Lord's Resistance Army rebels are leaving their bases in the Democratic Republic of Congo as demanded by a peace deal with Uganda's government.
LRA leader Joseph Kony is wanted by the ICC for war crimes
The truce, signed on Saturday, has a ceasefire coming into effect on Tuesday and gives rebels three weeks to move into assembly points in southern Sudan.
The Ugandan government has pledged that it will not try to attack the rebels.
Thousands have died during the 20-year conflict in northern Uganda, and more than one million have fled their homes.
Under the terms of the truce signed by both sides, the rebels will leave Uganda and their bases in Sudan and DR Congo to gather at two assembly points, where they will be protected by the government of southern Sudan.
More than 1m Ugandans have fled their homes
Talks on a comprehensive peace agreement will then get under way.
Ugandan President Yoweri Museveni has set a 12 September deadline for a final peace deal.

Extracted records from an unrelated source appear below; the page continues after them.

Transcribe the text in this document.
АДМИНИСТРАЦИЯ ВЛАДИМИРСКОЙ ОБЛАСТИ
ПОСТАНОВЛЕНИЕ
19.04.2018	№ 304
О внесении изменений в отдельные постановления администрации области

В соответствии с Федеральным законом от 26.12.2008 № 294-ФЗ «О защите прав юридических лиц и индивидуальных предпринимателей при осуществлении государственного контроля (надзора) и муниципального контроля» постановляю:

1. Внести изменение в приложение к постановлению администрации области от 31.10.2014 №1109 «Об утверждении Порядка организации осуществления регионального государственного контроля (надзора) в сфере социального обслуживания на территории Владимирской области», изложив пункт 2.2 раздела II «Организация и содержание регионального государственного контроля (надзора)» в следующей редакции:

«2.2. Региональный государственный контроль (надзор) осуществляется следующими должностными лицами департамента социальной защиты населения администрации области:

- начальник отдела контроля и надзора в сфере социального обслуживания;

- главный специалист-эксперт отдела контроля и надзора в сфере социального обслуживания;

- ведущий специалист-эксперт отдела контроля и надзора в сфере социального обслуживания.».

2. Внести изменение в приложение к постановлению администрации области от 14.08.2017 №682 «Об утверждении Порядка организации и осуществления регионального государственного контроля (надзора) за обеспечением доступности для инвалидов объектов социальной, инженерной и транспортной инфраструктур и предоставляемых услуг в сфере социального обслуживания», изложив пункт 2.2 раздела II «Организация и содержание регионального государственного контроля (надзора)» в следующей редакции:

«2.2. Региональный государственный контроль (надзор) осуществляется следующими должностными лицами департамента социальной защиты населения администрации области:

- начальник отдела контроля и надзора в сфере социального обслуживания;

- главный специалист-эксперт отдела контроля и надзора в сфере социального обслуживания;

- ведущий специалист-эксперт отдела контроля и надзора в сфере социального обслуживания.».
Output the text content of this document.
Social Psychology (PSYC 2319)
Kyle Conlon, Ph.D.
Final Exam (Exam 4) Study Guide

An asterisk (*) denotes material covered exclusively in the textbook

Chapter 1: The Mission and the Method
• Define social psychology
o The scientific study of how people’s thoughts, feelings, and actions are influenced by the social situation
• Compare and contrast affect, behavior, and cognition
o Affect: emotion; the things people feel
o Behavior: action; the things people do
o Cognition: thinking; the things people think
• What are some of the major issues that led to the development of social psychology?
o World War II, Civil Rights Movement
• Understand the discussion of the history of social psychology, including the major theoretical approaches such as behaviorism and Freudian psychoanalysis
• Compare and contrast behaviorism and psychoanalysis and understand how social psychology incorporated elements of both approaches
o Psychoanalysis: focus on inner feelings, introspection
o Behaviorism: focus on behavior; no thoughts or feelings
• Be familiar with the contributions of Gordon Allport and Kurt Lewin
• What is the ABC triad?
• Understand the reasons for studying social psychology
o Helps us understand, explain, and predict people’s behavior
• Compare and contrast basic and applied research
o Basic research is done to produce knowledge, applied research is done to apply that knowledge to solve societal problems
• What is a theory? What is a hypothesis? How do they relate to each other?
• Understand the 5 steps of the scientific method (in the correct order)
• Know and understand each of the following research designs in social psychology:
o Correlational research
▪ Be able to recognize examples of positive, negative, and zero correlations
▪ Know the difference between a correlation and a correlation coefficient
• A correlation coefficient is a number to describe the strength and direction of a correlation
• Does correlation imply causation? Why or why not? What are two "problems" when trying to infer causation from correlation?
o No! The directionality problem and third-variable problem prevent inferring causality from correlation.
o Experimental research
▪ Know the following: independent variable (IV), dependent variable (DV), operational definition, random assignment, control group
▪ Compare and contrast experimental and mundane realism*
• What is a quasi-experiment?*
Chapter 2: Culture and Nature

Villagers in DR Congo said they had seen groups of Ugandan rebels marching from a national park towards the Ugandan border.
Meanwhile, rebel leader Joseph Kony and his senior commanders are gathering on Congolese territory near the border of the Central African Republic.
Diplomats say the plan is to fly them to the assembly points in Sudan.
The International Criminal Court (ICC) wants the LRA's top officials - among them Joseph Kony - to face charges including murder, rape and forcibly enlisting children.
The LRA has abducted thousands of children and forced them to fight since the conflict began.
Against the wishes of the ICC, Uganda offered amnesty to LRA leaders in exchange for the peace talks.